Tuesday, 30 June 2009 22:07:36 (GMT+3)   |  
       

US ferrous scrap recycler Schnitzer Steel Industries Inc. reported a net loss in its third fiscal quarter, with revenues in the quarter amounting to less than half of their year-ago levels.

Portland, Oregon-based Schnitzer reported a net loss of $1.5 million for its third quarter, ended May 31, 2009, which compares to a net income of $61.7 million a year earlier. Total sales were down 58 percent from a year earlier, dropping from $972.1 million in Q3 '08 to $411.8 million in Q3 '09.

Schnitzer's sales fell in all three of its divisions (scrap recycling, steel manufacturing and used auto parts), with revenue at its scrap recycling division, it's largest unit, declining by 61 percent in the third quarter compared to a year ago, due to lower prices and volumes.

However, despite the drops in revenue from last year, the company also said it saw some improvements in the third quarter from the second quarter that point to a recuperation of its key markets. Tamara Lundgren, president and chief executive, stated, “During the third quarter all of our businesses showed sequential improvements in operating income, reflecting a strengthening of demand for recycled metal in the export markets and the benefit of a full quarter of previously implemented cost containment actions.”

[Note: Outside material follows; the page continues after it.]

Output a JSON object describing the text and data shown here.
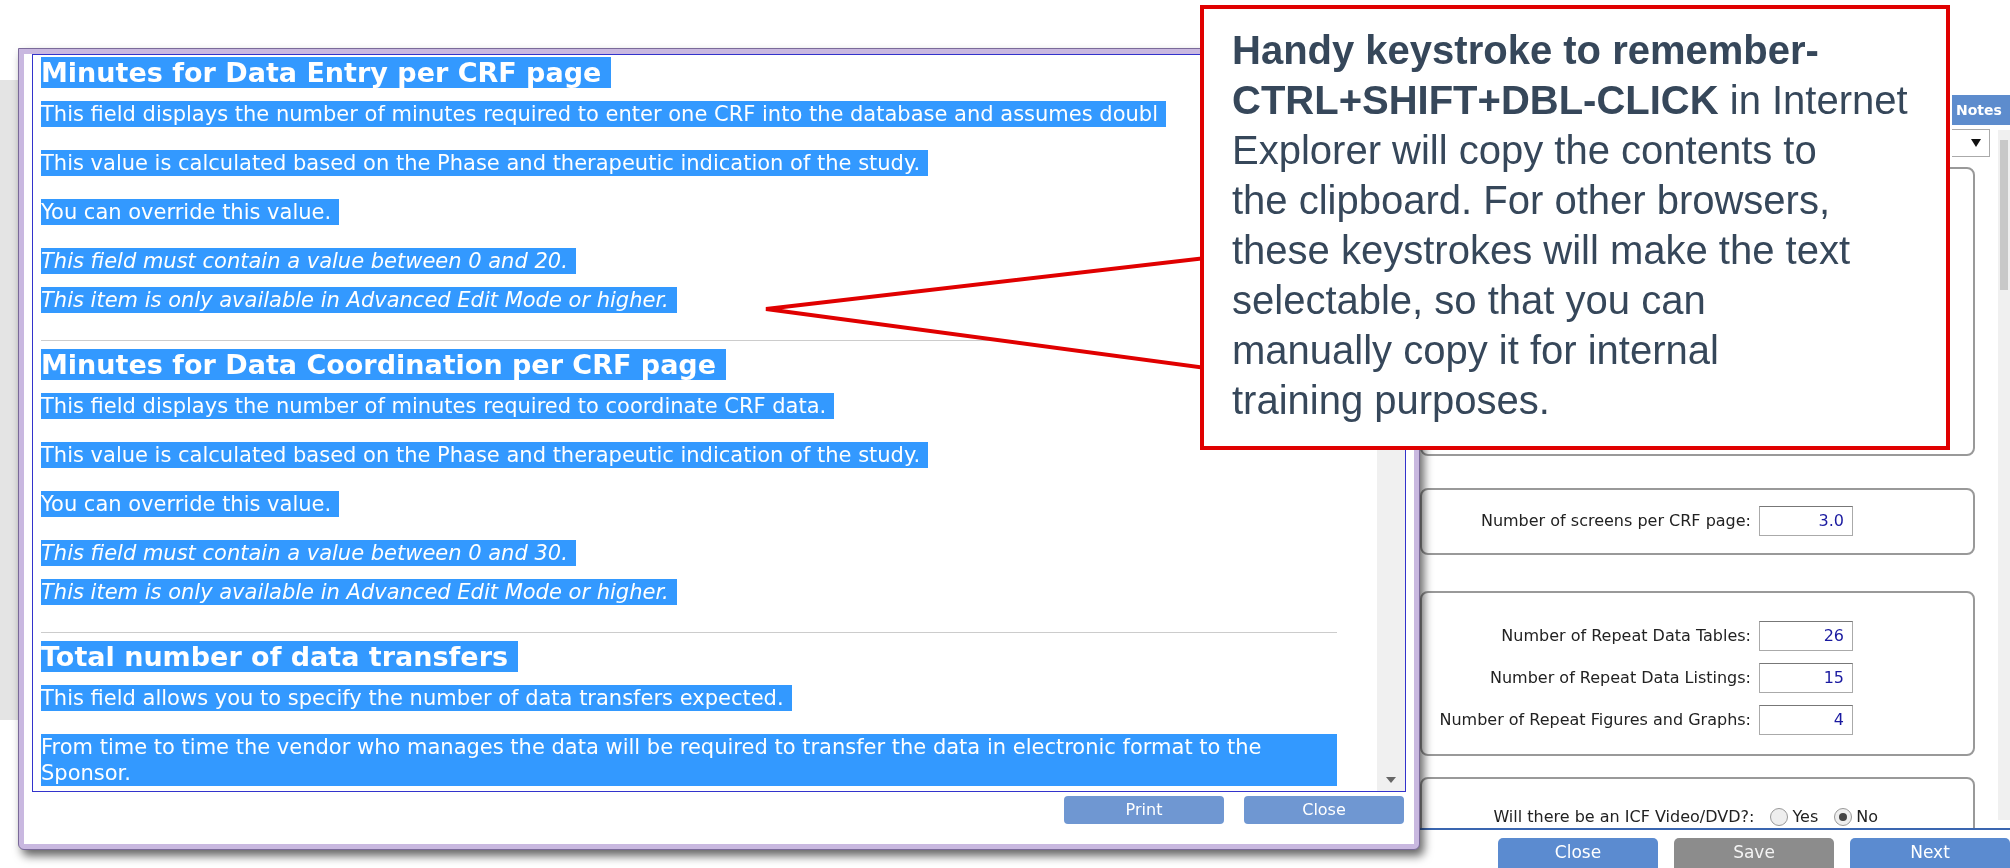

Schnitzer also generated additional cash from its operations in the third quarter totaling $80 million, bringing its year-to-date cash from operations to $241 million.

“As we look forward, our strong balance sheet, positive cash flow and low leverage allow us to continue to undertake acquisitions and investments in technology as we have done throughout the year, enabling us to expand our access to supply and to improve our operating efficiencies,” Lundgren concluded.

Schnitzer Steel Industries Inc. is one of the largest manufacturers and exporters of recycled ferrous metal products in the United States with 42 operating facilities located in 13 states and Puerto Rico, including seven export facilities. The company’s vertically integrated operating platform also includes its auto parts and steel manufacturing businesses. The company’s auto parts business sells used auto parts through its 57 facilities located in 14 states and in western Canada. With an annual production capacity of nearly 800,000 net tons, the company’s steel manufacturing business produces finished steel products, including rebar, wire rod and other specialty products.